Inviolata inquinata, CRA: "Danno fatto, ma qualcosa si muove

Il Comitato Risanamento Ambientale di Guidonia accoglie positivamente l'avvio del procedimento tecnico stabilito in conferenza dei servizi per affrontare le criticità ambientali in discarica: "Preoccupati per il responso autunnale"

Guidonia: Inviolata

Sei mesi per la perimetrazione della zona eventualmente contaminata. Nel frattempo analisi e campionamento con successiva messa in sicurezza delle acque sotterranee inquinate. Questo il piano di caratterizzazione approvato lo scorso 20 aprile in Conferenza dei servizi per la bonifica dell'area su cui grava la discarica dell'Inviolata di Guidonia Montecelio. Misure che il Comitato Risanamento Ambientale (CRA) di Guidonia Montecelio accoglie positivamente ma con qualche preoccupazione: "In merito agli esiti della Conferenza dei servizi tenutasi presso il Comune di Guidonia Montecelio, esprimiamo un'ampia soddisfazione per l'avvio di un procedimento tecnico che affronti la criticità ambientale con strumenti di legge, dopo anni di inspiegabile silenzio. Si ritiene soddisfacente anche il livello di correttezza impostato nell'iter messo tardivamente in atto e dell'impegno intenso profuso dagli Enti Locali e l'Agenzia Regione per la Protezione Ambientale del Lazio (Arpa ndr). Complessivamente si apprezza il conseguimento di un accordo unanime sull'approccio e le metodologie da mettere in campo per arrivare a delineare un piano di intervento efficace e, possibilmente, rapido".
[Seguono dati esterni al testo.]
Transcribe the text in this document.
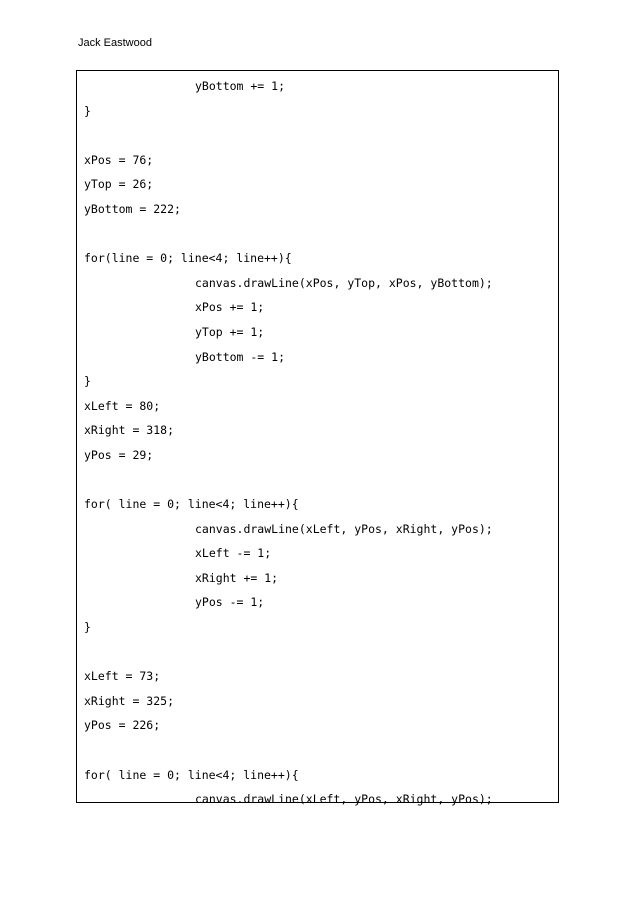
Jack Eastwood
yBottom += 1;
}
xPos = 76;
yTop = 26;
yBottom = 222;
for(line = 0; line<4; line++){
canvas.drawLine(xPos, yTop, xPos, yBottom);
xPos += 1;
yTop += 1;
yBottom -= 1;
}
xLeft = 80;
xRight = 318;
yPos = 29;
for( line = 0; line<4; line++){
canvas.drawLine(xLeft, yPos, xRight, yPos);
xLeft -= 1;
xRight += 1;
yPos -= 1;
}
xLeft = 73;
xRight = 325;
yPos = 226;
for( line = 0; line<4; line++){
canvas.drawLine(xLeft, yPos, xRight, yPos);
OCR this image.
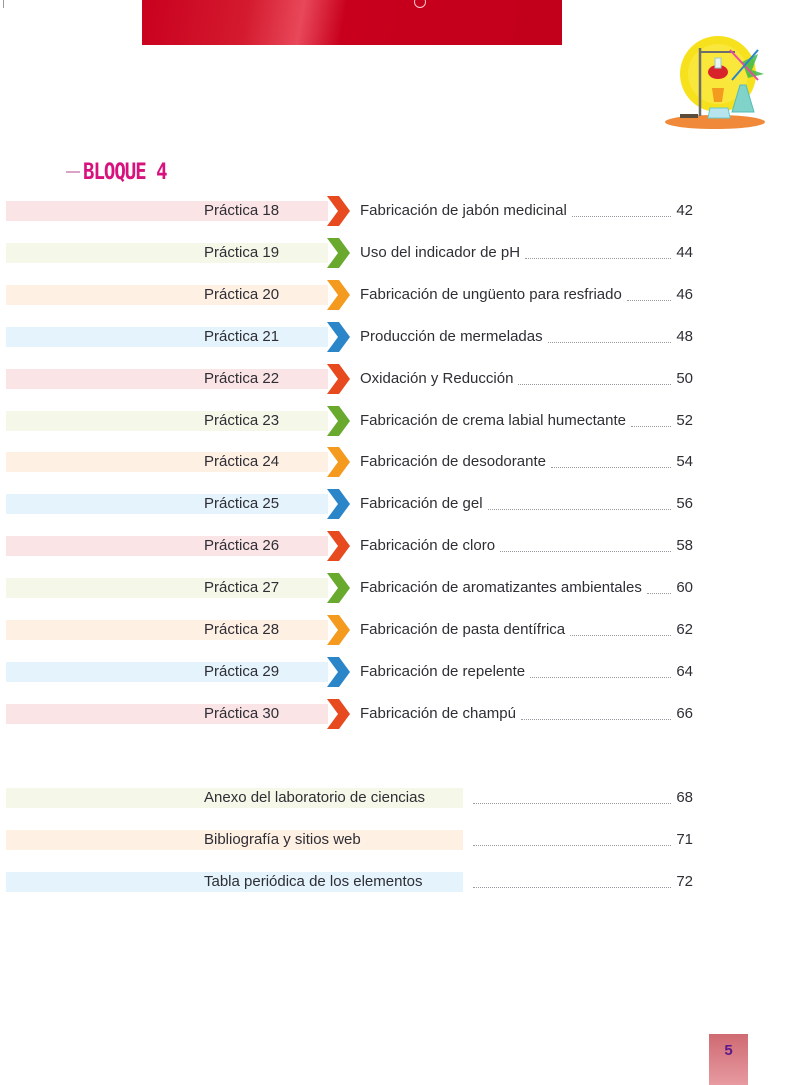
BLOQUE 4
Práctica 18	Fabricación de jabón medicinal	42
Práctica 19	Uso del indicador de pH	44
Práctica 20	Fabricación de ungüento para resfriado	46
Práctica 21	Producción de mermeladas	48
Práctica 22	Oxidación y Reducción	50
Práctica 23	Fabricación de crema labial humectante	52
Práctica 24	Fabricación de desodorante	54
Práctica 25	Fabricación de gel	56
Práctica 26	Fabricación de cloro	58
Práctica 27	Fabricación de aromatizantes ambientales 60
Práctica 28	Fabricación de pasta dentífrica	62
Práctica 29	Fabricación de repelente	64
Práctica 30	Fabricación de champú	66
Anexo del laboratorio de ciencias	68
Bibliografía y sitios web	71
Tabla periódica de los elementos	72
5
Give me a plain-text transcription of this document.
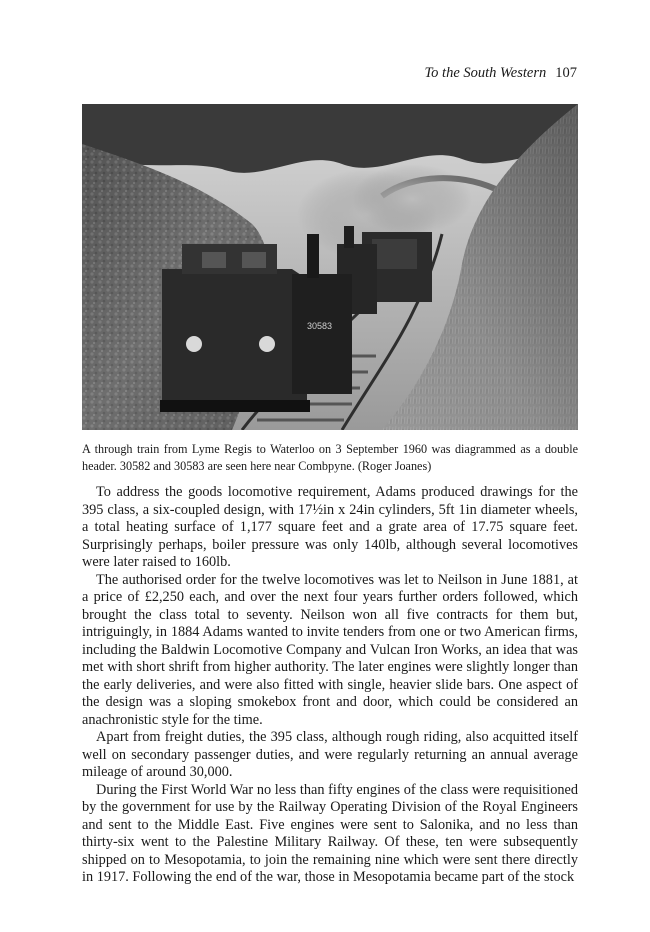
To the South Western 107
30583

A through train from Lyme Regis to Waterloo on 3 September 1960 was diagrammed as a double header. 30582 and 30583 are seen here near Combpyne. (Roger Joanes)

To address the goods locomotive requirement, Adams produced drawings for the 395 class, a six-coupled design, with 17½in x 24in cylinders, 5ft 1in diameter wheels, a total heating surface of 1,177 square feet and a grate area of 17.75 square feet. Surprisingly perhaps, boiler pressure was only 140lb, although several locomotives were later raised to 160lb.

The authorised order for the twelve locomotives was let to Neilson in June 1881, at a price of £2,250 each, and over the next four years further orders followed, which brought the class total to seventy. Neilson won all five contracts for them but, intriguingly, in 1884 Adams wanted to invite tenders from one or two American firms, including the Baldwin Locomotive Company and Vulcan Iron Works, an idea that was met with short shrift from higher authority. The later engines were slightly longer than the early deliveries, and were also fitted with single, heavier slide bars. One aspect of the design was a sloping smokebox front and door, which could be considered an anachronistic style for the time.

Apart from freight duties, the 395 class, although rough riding, also acquitted itself well on secondary passenger duties, and were regularly returning an annual average mileage of around 30,000.

During the First World War no less than fifty engines of the class were requisitioned by the government for use by the Railway Operating Division of the Royal Engineers and sent to the Middle East. Five engines were sent to Salonika, and no less than thirty-six went to the Palestine Military Railway. Of these, ten were subsequently shipped on to Mesopotamia, to join the remaining nine which were sent there directly in 1917. Following the end of the war, those in Mesopotamia became part of the stock
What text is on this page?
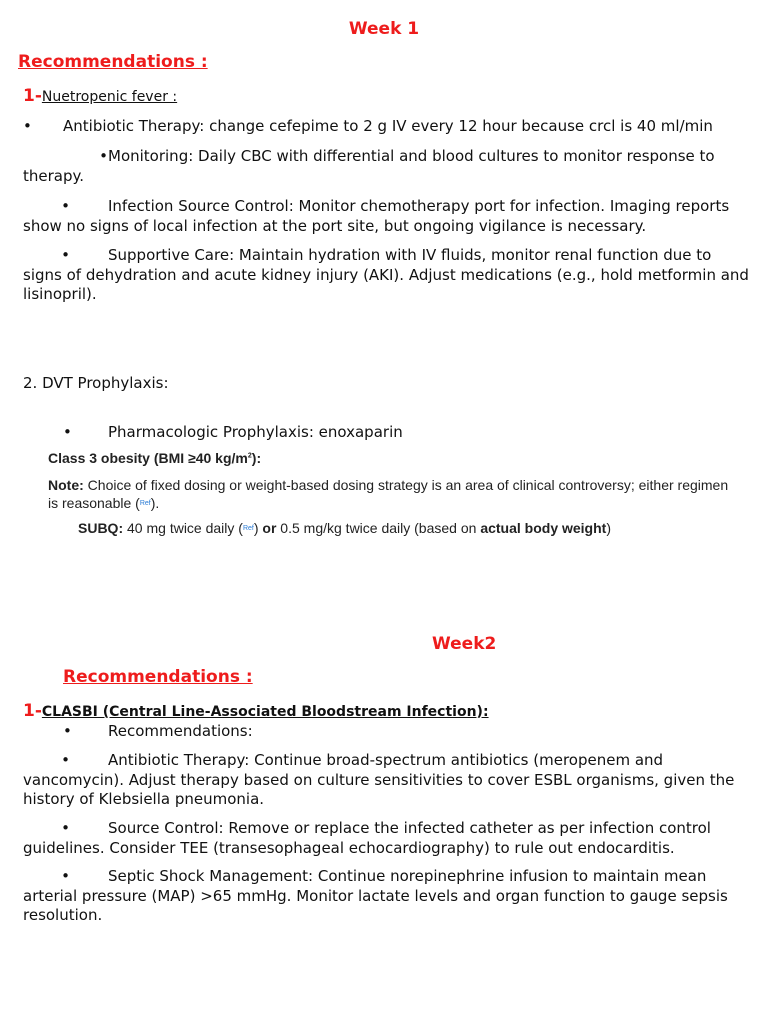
Week 1
Recommendations :
1-Nuetropenic fever :
• Antibiotic Therapy: change cefepime to 2 g IV every 12 hour because crcl is 40 ml/min
•Monitoring: Daily CBC with differential and blood cultures to monitor response to therapy.
•	Infection Source Control: Monitor chemotherapy port for infection. Imaging reports show no signs of local infection at the port site, but ongoing vigilance is necessary.
•	Supportive Care: Maintain hydration with IV fluids, monitor renal function due to signs of dehydration and acute kidney injury (AKI). Adjust medications (e.g., hold metformin and lisinopril).
2. DVT Prophylaxis:
• Pharmacologic Prophylaxis: enoxaparin
Class 3 obesity (BMI ≥40 $kg/m^2$):
Note: Choice of fixed dosing or weight-based dosing strategy is an area of clinical controversy; either regimen is reasonable ($^{Ref}$).
SUBQ: 40 mg twice daily ($^{Ref}$) or 0.5 mg/kg twice daily (based on actual body weight)
Week2
Recommendations :
1-CLASBI (Central Line-Associated Bloodstream Infection):
• Recommendations:
•	Antibiotic Therapy: Continue broad-spectrum antibiotics (meropenem and vancomycin). Adjust therapy based on culture sensitivities to cover ESBL organisms, given the history of Klebsiella pneumonia.
•	Source Control: Remove or replace the infected catheter as per infection control guidelines. Consider TEE (transesophageal echocardiography) to rule out endocarditis.
•	Septic Shock Management: Continue norepinephrine infusion to maintain mean arterial pressure (MAP) >65 mmHg. Monitor lactate levels and organ function to gauge sepsis resolution.
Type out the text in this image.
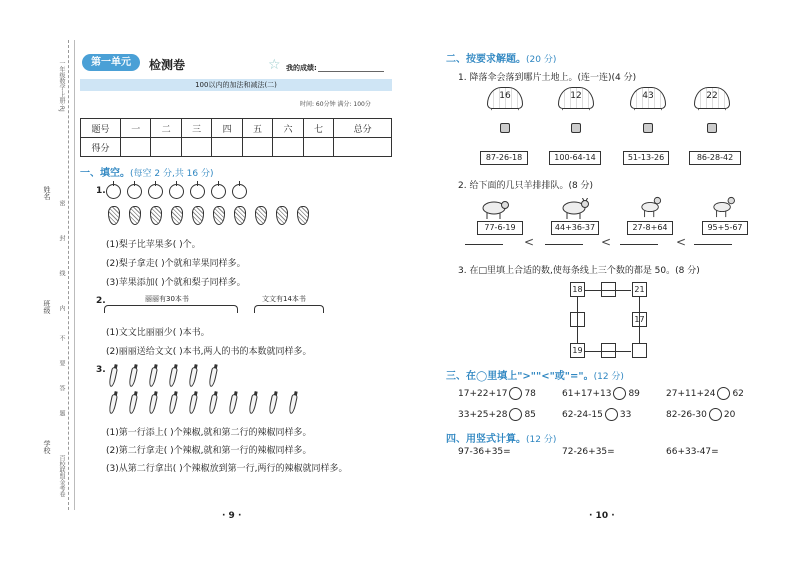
一年级数学·上册·RJ
姓名
班级
学校
密
封
线
内
不
要
答
题
百校联盟金考卷
第一单元	检测卷	☆ 我的成绩:
100以内的加法和减法(二)
时间: 60分钟 满分: 100分
题号	一	二	三	四	五	六	七	总分
得分								
一、填空。(每空 2 分,共 16 分)
1.
(1)梨子比苹果多( )个。
(2)梨子拿走( )个就和苹果同样多。
(3)苹果添加( )个就和梨子同样多。
2.	丽丽有30本书	文文有14本书
(1)文文比丽丽少( )本书。
(2)丽丽送给文文( )本书,两人的书的本数就同样多。
3.
(1)第一行添上( )个辣椒,就和第二行的辣椒同样多。
(2)第二行拿走( )个辣椒,就和第一行的辣椒同样多。
(3)从第二行拿出( )个辣椒放到第一行,两行的辣椒就同样多。
· 9 ·	· 10 ·
二、按要求解题。(20 分)
1. 降落伞会落到哪片土地上。(连一连)(4 分)
16	12	43	22
87-26-18	100-64-14	51-13-26	86-28-42
2. 给下面的几只羊排排队。(8 分)
77-6-19	44+36-37	27-8+64	95+5-67
<	<	<
3. 在□里填上合适的数,使每条线上三个数的都是 50。(8 分)
18	21
17
19
三、在◯里填上">""<"或"="。(12 分)
17+22+17 78	61+17+13 89	27+11+24 62
33+25+28 85	62-24-15 33	82-26-30 20
四、用竖式计算。(12 分)
97-36+35=	72-26+35=	66+33-47=
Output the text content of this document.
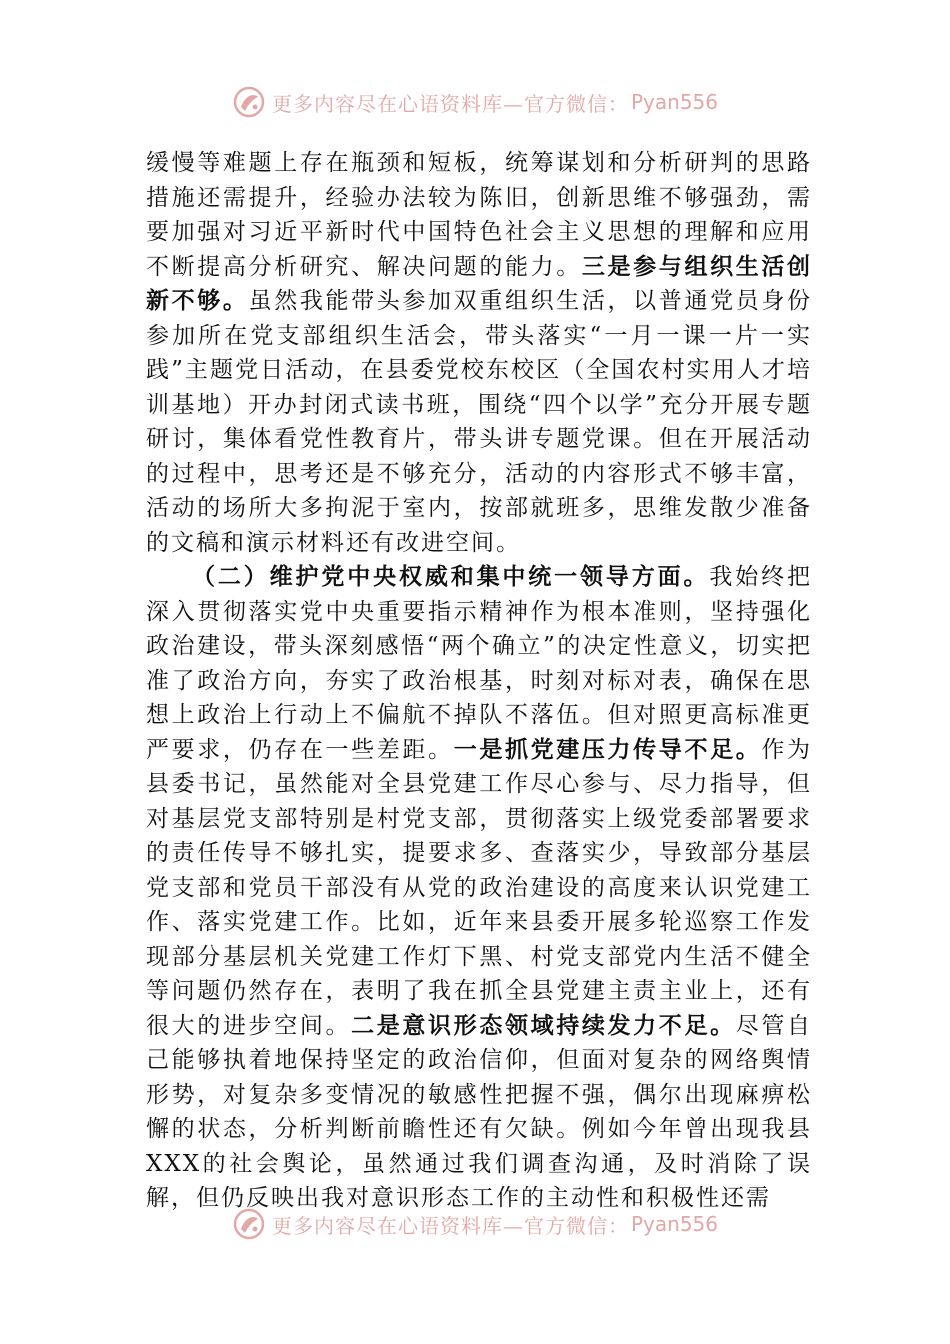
更多内容尽在心语资料库—官方微信： Pyan556

缓慢等难题上存在瓶颈和短板，统筹谋划和分析研判的思路措施还需提升，经验办法较为陈旧，创新思维不够强劲，需要加强对习近平新时代中国特色社会主义思想的理解和应用不断提高分析研究、解决问题的能力。三是参与组织生活创新不够。虽然我能带头参加双重组织生活，以普通党员身份参加所在党支部组织生活会，带头落实“一月一课一片一实践”主题党日活动，在县委党校东校区（全国农村实用人才培训基地）开办封闭式读书班，围绕“四个以学”充分开展专题研讨，集体看党性教育片，带头讲专题党课。但在开展活动的过程中，思考还是不够充分，活动的内容形式不够丰富，活动的场所大多拘泥于室内，按部就班多，思维发散少准备的文稿和演示材料还有改进空间。

（二）维护党中央权威和集中统一领导方面。我始终把深入贯彻落实党中央重要指示精神作为根本准则，坚持强化政治建设，带头深刻感悟“两个确立”的决定性意义，切实把准了政治方向，夯实了政治根基，时刻对标对表，确保在思想上政治上行动上不偏航不掉队不落伍。但对照更高标准更严要求，仍存在一些差距。一是抓党建压力传导不足。作为县委书记，虽然能对全县党建工作尽心参与、尽力指导，但对基层党支部特别是村党支部，贯彻落实上级党委部署要求的责任传导不够扎实，提要求多、查落实少，导致部分基层党支部和党员干部没有从党的政治建设的高度来认识党建工作、落实党建工作。比如，近年来县委开展多轮巡察工作发现部分基层机关党建工作灯下黑、村党支部党内生活不健全等问题仍然存在，表明了我在抓全县党建主责主业上，还有很大的进步空间。二是意识形态领域持续发力不足。尽管自己能够执着地保持坚定的政治信仰，但面对复杂的网络舆情形势，对复杂多变情况的敏感性把握不强，偶尔出现麻痹松懈的状态，分析判断前瞻性还有欠缺。例如今年曾出现我县XXX的社会舆论，虽然通过我们调查沟通，及时消除了误解，但仍反映出我对意识形态工作的主动性和积极性还需

更多内容尽在心语资料库—官方微信： Pyan556
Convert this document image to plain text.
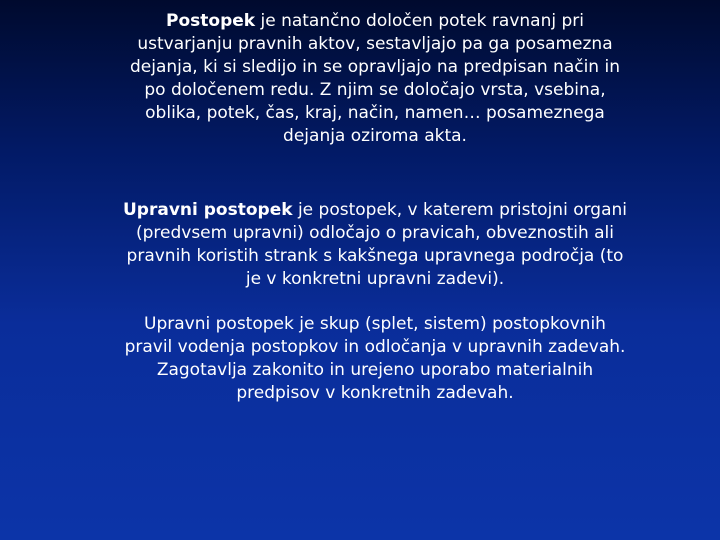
Postopek je natančno določen potek ravnanj pri ustvarjanju pravnih aktov, sestavljajo pa ga posamezna dejanja, ki si sledijo in se opravljajo na predpisan način in po določenem redu. Z njim se določajo vrsta, vsebina, oblika, potek, čas, kraj, način, namen… posameznega dejanja oziroma akta.

Upravni postopek je postopek, v katerem pristojni organi (predvsem upravni) odločajo o pravicah, obveznostih ali pravnih koristih strank s kakšnega upravnega področja (to je v konkretni upravni zadevi).

Upravni postopek je skup (splet, sistem) postopkovnih pravil vodenja postopkov in odločanja v upravnih zadevah. Zagotavlja zakonito in urejeno uporabo materialnih predpisov v konkretnih zadevah.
PREOCCUPAZIONE PER GLI ESITI - Legambiente Guidonia, Comitato Cittadini Marco Simone e Setteville Nord, Il Faro, USB, Associazione Umanista Atlantide e Associazioni Culturali Amici dell'Inviolata ed Insieme fra la gente che, sotto l'unica sigla del CRA, non nascondono le preoccupazioni per gli esiti degli accertamenti sull'area contaminata della discarica dell'Inviolata: "Siamo ora in una fase di attesa dove tuttavia cresce la preoccupazione per gli esiti degli accertamenti approfonditi che sono stati stabiliti in Conferenza dei servizi. Scopriremo infatti soltanto in autunno l'entità e la forma del danno complessivo all'area dell'Inviolata, dove un Parco naturale ed archeologico subisce da troppi anni l'ingiuria del degrado ambientale. Aumenta però una seria preoccupazione per i costi economici che ora la collettività dovrà verosimilmente sostenere, in conseguenza di politiche scellerate messe in atto da Enti locali che ben pochi scrupoli si sono posti nel passato anche recente".


NO TMB - Comitato Risanamento Ambientale della Città dell'Aria che alla luce dell'esito della conferenza dei servizi rimarca ancora una volta il proprio 'no' alla realizzazione di un Impianto per il Trattamento Meccanico Biologico (TMB) del 'tal quale' presso la seconda discarica del Lazio: "Ribadiamo, che ai motivi storici che ci hanno sempre contrapposto alla realizzazione dell'impianto di TMB all'Inviolata, si aggiunge quello della acclarata incompatibilità ambientale dell'intera area ad ospitare altri manufatti ed interventi impattanti. Si esprime infine amarezza per la consapevolezza che stiamo di fronte ad un danno esteso non recuperabile dall'uomo e difficilmente contenibile".